Ranking Member Lofgren Opening Statement for Hearing on AI Action Plan
Ranking Member Zoe Lofgren (D-CA) opening statement as prepared for the record is below:
Thank you, Mr. Chairman, and thank you to Mr. Kratsios for joining us today. AI has the potential to reshape the American economy and innovation ecosystem. I am truly excited about its promise and the potential opportunity it brings to improve productivity and accelerate innovation.
However, AI has also accelerated harmful and even criminal activities. Just a little over a week ago, xAI’s chatbot Grok made headlines by generating thousands of instances of nonconsensual sexual imagery – including child pornography – at the request of users on X’s main platform. We have also seen major instances of chatbots encouraging users with mental health issues to murder and commit suicide.
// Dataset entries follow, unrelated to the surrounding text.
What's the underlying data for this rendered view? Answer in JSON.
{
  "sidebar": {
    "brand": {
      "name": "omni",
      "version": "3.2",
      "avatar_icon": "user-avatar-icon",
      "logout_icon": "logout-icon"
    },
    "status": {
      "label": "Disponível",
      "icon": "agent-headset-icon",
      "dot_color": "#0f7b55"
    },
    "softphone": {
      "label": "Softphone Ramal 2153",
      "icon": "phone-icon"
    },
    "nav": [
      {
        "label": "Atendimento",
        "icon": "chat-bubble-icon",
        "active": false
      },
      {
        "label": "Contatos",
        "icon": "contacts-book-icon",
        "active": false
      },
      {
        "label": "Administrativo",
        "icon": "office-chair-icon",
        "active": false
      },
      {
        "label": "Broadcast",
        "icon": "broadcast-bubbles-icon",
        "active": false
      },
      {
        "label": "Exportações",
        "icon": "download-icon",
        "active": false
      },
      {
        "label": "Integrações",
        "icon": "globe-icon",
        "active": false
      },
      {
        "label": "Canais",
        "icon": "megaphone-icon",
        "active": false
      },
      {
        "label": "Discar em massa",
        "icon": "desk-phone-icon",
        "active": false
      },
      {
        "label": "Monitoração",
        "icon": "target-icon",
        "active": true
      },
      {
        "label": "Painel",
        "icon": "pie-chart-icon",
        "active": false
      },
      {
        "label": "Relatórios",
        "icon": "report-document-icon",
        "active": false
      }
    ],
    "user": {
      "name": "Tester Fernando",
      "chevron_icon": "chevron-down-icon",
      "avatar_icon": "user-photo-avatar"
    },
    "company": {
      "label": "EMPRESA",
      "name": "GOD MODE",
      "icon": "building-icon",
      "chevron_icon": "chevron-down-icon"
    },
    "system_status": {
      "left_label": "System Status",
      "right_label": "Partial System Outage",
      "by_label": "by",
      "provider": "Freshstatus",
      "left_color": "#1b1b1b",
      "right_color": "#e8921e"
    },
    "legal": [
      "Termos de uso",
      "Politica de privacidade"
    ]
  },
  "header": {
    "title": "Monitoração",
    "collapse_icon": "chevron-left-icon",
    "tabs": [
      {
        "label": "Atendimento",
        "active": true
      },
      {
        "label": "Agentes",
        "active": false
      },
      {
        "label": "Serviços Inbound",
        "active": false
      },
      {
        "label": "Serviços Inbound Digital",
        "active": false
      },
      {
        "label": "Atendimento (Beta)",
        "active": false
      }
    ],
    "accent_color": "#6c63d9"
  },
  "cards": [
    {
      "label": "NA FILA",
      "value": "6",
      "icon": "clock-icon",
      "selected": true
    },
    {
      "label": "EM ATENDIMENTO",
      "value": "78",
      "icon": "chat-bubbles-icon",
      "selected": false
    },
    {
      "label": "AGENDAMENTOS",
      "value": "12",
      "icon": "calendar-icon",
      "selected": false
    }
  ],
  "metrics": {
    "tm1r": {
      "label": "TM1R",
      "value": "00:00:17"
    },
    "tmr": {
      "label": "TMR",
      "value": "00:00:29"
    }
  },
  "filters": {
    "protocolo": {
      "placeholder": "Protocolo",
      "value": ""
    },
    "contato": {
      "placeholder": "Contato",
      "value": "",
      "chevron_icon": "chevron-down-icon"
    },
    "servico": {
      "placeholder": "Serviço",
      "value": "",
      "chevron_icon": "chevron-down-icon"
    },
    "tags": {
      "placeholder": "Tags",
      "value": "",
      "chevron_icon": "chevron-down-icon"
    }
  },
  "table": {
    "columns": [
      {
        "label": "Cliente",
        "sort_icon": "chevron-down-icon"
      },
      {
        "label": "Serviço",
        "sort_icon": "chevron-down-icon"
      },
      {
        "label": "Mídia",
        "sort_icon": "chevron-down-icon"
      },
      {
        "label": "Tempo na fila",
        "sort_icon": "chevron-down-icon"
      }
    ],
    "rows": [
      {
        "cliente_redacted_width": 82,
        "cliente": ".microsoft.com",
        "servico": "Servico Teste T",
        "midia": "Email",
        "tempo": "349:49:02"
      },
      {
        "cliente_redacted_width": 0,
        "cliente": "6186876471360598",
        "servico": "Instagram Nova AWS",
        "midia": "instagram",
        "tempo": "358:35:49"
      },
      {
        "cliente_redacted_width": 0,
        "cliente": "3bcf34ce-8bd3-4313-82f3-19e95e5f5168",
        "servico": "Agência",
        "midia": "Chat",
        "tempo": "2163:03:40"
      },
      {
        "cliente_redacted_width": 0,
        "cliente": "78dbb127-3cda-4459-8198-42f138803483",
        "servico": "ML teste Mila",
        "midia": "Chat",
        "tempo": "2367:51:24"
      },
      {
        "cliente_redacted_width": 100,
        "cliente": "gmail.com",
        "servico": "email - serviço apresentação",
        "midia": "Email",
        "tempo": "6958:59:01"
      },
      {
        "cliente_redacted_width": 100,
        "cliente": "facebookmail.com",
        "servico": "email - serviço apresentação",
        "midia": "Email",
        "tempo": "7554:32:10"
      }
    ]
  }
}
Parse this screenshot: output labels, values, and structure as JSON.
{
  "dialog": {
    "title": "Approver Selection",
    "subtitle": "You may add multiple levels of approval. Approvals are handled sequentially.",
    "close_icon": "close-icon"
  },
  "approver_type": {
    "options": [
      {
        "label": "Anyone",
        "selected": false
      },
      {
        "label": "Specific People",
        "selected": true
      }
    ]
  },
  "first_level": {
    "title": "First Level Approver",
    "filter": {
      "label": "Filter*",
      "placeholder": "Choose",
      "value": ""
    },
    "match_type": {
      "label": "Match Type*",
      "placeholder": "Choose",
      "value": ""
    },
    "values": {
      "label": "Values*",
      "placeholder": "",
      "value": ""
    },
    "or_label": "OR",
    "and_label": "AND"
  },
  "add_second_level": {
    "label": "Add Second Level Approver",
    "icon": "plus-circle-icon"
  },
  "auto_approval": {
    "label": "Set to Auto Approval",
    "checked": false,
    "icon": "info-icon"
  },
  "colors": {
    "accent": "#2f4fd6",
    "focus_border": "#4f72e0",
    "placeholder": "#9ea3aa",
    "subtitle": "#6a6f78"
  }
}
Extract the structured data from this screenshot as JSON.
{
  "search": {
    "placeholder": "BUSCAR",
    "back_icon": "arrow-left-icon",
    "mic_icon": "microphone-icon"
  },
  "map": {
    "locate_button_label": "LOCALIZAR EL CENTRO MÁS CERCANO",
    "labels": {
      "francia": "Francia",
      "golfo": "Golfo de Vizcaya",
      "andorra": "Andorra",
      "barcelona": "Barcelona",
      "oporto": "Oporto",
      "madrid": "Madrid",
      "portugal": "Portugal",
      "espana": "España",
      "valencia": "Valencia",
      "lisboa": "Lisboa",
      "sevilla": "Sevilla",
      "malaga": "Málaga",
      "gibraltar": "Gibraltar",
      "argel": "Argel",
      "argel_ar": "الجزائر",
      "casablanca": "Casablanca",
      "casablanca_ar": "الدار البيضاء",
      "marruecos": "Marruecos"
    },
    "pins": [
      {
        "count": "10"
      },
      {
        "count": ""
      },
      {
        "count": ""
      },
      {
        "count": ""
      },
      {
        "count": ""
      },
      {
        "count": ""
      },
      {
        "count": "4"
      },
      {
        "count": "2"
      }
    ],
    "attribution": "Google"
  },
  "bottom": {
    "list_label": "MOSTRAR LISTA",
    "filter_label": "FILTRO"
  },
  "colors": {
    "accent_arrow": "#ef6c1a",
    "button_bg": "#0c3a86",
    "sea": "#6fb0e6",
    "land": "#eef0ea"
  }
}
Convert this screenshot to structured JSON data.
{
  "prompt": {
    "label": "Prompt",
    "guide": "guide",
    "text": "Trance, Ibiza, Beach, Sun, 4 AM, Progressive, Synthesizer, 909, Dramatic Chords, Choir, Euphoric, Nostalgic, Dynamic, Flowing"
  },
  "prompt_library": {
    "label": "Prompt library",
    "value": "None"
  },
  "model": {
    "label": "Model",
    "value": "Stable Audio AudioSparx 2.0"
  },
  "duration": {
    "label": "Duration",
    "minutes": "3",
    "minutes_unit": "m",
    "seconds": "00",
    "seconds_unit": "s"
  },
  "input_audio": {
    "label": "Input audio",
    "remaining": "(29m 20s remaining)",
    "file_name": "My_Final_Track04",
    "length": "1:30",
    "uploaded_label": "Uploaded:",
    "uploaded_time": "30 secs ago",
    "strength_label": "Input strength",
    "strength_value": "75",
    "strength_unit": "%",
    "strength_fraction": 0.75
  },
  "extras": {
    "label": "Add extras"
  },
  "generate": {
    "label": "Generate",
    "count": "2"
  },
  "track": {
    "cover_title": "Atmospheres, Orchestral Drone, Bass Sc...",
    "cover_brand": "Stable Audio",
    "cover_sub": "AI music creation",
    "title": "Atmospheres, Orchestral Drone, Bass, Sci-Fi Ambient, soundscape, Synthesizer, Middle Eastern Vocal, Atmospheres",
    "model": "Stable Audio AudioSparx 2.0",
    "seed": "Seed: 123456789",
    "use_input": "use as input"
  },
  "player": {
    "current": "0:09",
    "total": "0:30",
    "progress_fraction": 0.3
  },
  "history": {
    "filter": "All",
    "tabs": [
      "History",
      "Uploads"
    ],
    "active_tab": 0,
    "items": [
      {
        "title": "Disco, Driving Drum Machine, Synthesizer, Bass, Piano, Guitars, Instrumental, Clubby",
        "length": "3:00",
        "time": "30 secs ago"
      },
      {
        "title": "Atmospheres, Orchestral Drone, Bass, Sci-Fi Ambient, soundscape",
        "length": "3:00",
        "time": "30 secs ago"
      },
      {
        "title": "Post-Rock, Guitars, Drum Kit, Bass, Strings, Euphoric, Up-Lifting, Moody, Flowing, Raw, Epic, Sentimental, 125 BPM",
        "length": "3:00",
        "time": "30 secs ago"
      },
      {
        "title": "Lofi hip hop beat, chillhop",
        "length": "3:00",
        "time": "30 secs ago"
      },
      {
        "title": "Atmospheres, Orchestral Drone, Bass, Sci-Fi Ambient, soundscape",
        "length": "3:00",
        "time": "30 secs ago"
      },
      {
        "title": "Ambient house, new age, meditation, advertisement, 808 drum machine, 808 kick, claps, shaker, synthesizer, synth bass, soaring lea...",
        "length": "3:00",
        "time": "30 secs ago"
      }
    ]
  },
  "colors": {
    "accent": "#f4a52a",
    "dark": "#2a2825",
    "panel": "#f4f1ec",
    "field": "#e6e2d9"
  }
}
These are just two of many troubling examples.
Nearly half a year has passed since the Administration unveiled its AI Action Plan, with a focus on innovation, infrastructure, and international diplomacy and security – goals that I certainly appreciate and support. Unfortunately, the plan only minimally addressed the risks of AI, and even where it did – including with respect to deepfakes – the Administration has failed to take meaningful action to address these risks. To the contrary, this Administration’s actions raise major questions about the disconnect between the Action Plan’s goals and reality. I’d like to address two specific areas where the Administration’s actions raise concerns.
First, this Administration has taken steps to prevent states, like California, from regulating against harms that have been created or exacerbated by AI systems.
In December, President Trump signed an executive order that directs the Department of Justice to sue States over their AI laws and threatens to withhold billions in federal broadband funding from these States. This order asserts that the Administration – not Congress, not State legislatures, but the Administration itself – should have the power to decide what kinds of State laws are too burdensome, and to reallocate where billions of dollars should go as a result. I believe this order is unconstitutional.
I’m not here to defend every state AI law that’s been proposed or passed. Some of what California has adopted to protect its people is appropriate and other legislation the Governor, with the support of the delegation, vetoed because they were not appropriate.
But there was a reason Justice Brandeis suggested that states are the laboratories of democracy. In the absence of a Federal framework, we should be encouraging states to experiment with how best to manage the risks to their citizens. What we should not do is preempt the states from taking necessary actions to protect their citizens while we twiddle our thumbs here in Congress.
It’s not just Democrats saying this. Florida Governor Ron DeSantis has said that President Trump’s executive order “can’t preempt state legislative action.” And in November, a bipartisan group of 36 State Attorneys General wrote a letter to leaders of Congress opposing slapdash federal preemption efforts. I’d like unanimous consent to enter this letter into the record, Mr. Chairman.
Second, I am deeply concerned by the Administration taking cuts of revenue or equity in companies.
The AI Action Plan emphasizes free markets, deregulation, and getting government out of the way of the private sector.
But over the past year, the Administration has spent billions of taxpayer dollars to take direct ownership stakes in private companies. The government now owns nearly 10 percent of Intel, making it the largest shareholder. It holds equity positions in rare earth mining companies and is negotiating similar deals with quantum computing companies. This trend is unusual and concerning. In our nation’s history, the U.S. government has taken equity shares in private companies only in times of war or economic crisis.
This is socialism on the part of the Trump Administration. That’s a charge that is sometimes made against Democrats, even though it is something we oppose, but it’s what the Trump Administration is actually doing.
How are the Administration’s actions different from Chinese state capitalism?
Mr. Kratsios, America can and must lead in the field of artificial intelligence. But it’s going to take a whole lot more than empty promises and emulating the PRC to make it happen. I look forward to hearing from you about these challenges and others during today’s hearing.
Thank you, Mr. Chairman, and I yield back.